I love it when ideas collide. When I am thinking, talking about something, and suddenly I think of a connection to something else that at first view is totally unrelated.
So it is with cream. Cream is to most minds always of great value. The ‘cream of the crop’,’creaming it’ the ‘creme de la creme’. It is always a word used in association with success and with quality; with the best.
But in diet, cream has ended up with a bad rap. Most in the western world would tell you that cream is bad for you. Sure, in small amounts it’s fine, but to consume it in any quantity is going to be really bad for you. So is this true? My grandmother lived to 104 and loved cream and butter. So I’ve often wondered about how bad it can be.
A friend of mind who is a professional nutritional maverick told me a great story about cream. A researcher in the early 20th century studied a people living in a remote Swizz valley who had exceptional health, and an unrefined diet. On village sports day, athletes would be given a large bowl of pure cream; their version of a sports drink.
So what’s my point?
Homogenised milk still has cream, it’s just busted into tiny globs throughout the milk.
And so too I believe we homogenise our lives, taking an intellectual approach to how we live.
We don’t take risks, and we don’t trust our instincts about what we know, what we do and what we believe.
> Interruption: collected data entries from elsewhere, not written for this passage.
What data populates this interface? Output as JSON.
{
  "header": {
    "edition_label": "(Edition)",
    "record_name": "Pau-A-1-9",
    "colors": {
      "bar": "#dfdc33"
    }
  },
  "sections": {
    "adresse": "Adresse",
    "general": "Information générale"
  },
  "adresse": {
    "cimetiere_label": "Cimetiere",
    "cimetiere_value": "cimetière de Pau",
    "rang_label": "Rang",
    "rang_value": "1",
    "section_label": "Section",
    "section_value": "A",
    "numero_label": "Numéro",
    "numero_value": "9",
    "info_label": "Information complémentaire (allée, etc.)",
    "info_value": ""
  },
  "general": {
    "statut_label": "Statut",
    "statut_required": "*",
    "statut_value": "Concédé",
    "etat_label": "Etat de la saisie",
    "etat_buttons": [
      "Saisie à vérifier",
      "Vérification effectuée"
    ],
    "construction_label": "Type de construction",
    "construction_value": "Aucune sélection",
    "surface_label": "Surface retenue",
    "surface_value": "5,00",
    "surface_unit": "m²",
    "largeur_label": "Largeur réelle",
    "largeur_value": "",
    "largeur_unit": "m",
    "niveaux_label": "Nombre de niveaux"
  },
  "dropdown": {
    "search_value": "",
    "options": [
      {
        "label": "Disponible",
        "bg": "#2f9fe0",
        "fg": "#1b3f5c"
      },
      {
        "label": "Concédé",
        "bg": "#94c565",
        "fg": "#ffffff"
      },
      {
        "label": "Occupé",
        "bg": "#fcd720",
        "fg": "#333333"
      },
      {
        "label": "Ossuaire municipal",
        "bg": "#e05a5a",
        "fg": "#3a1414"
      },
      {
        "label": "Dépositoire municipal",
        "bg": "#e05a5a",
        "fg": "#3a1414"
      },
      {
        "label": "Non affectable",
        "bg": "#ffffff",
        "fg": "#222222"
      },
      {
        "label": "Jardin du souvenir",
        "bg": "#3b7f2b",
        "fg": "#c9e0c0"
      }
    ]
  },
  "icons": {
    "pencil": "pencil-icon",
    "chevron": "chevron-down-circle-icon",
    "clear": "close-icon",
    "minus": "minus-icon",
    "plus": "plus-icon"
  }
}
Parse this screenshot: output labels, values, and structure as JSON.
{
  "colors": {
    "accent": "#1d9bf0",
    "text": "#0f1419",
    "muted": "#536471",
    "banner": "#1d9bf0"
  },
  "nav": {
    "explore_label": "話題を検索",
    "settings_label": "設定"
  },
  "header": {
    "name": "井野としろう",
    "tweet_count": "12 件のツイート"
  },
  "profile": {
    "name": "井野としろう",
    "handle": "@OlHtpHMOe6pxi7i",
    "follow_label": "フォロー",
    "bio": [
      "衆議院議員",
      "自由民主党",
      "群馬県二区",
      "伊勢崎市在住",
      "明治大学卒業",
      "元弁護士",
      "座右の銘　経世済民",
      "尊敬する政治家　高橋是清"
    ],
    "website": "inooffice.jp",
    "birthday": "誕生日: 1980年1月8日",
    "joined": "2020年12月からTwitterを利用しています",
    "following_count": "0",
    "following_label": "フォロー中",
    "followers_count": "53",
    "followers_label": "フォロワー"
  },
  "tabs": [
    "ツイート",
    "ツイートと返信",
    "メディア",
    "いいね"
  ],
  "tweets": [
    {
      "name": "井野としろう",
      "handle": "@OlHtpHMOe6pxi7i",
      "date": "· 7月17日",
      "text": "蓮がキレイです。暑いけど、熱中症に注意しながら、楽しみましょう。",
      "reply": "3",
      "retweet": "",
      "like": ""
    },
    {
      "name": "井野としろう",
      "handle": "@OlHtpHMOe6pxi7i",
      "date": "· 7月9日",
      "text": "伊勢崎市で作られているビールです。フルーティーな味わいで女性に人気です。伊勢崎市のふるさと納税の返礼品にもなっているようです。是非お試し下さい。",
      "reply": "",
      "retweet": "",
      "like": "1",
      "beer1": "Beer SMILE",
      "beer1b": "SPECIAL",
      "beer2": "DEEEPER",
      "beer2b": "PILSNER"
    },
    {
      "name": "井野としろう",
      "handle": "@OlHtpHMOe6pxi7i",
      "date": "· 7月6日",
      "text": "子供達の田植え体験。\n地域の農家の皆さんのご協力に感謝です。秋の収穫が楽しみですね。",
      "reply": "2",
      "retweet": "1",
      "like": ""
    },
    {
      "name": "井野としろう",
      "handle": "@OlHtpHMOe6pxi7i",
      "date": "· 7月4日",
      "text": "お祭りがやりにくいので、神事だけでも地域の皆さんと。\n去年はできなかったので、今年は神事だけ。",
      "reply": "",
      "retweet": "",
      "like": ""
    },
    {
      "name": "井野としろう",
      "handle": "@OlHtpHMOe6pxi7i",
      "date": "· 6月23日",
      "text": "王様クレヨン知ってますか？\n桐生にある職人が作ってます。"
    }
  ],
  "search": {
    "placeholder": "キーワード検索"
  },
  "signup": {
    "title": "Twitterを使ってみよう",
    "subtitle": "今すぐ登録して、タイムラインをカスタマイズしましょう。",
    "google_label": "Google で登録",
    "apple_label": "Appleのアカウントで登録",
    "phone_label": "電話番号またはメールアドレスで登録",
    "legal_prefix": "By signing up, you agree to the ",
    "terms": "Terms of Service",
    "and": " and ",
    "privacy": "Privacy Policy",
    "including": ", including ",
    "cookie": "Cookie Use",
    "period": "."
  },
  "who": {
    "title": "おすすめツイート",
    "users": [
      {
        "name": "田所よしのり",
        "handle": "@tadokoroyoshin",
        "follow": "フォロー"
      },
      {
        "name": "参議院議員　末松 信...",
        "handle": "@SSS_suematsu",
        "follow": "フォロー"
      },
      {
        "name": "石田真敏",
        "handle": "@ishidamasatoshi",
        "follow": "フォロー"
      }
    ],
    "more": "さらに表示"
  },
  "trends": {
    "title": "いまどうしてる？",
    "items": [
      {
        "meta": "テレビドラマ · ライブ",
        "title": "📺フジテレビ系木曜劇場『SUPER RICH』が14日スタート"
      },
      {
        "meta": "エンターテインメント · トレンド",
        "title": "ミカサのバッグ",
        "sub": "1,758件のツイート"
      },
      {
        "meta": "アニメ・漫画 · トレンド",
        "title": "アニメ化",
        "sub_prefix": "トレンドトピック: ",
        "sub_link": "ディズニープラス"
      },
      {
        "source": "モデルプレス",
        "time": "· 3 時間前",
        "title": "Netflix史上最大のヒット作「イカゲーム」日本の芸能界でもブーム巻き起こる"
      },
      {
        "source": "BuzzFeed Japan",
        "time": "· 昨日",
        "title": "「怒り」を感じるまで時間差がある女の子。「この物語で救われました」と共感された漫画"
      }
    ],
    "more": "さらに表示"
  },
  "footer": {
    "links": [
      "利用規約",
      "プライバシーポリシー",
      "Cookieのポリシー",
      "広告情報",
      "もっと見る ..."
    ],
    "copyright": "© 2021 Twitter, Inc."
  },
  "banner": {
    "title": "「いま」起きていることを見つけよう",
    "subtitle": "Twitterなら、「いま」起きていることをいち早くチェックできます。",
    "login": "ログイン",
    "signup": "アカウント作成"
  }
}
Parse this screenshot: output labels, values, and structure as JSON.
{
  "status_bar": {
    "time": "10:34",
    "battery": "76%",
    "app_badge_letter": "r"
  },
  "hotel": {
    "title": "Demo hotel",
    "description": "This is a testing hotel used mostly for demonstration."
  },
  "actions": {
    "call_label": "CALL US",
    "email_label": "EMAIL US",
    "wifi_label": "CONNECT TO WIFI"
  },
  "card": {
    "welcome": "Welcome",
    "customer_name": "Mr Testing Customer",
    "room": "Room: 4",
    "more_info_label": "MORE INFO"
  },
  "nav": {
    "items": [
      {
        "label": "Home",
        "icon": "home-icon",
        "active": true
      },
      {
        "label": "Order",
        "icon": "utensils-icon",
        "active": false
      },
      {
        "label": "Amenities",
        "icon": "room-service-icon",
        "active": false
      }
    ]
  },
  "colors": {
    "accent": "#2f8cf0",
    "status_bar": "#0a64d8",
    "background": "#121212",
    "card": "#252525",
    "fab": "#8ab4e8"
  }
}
We bust the cream, that which is great, into globules that become indistinct; but in their busted down form, fester unrealised.
I tell clients who come to me to mentor and advise them on excellent communication that what rises to the surface, what you recall from a conversation, a speech, a book, a documentary, a movie days later was the essence of the story and what you neeeded to learn. And if the originator was skilled, what you recall is what they intended.
Let the cream rise to the surface. Trust it, enjoy it.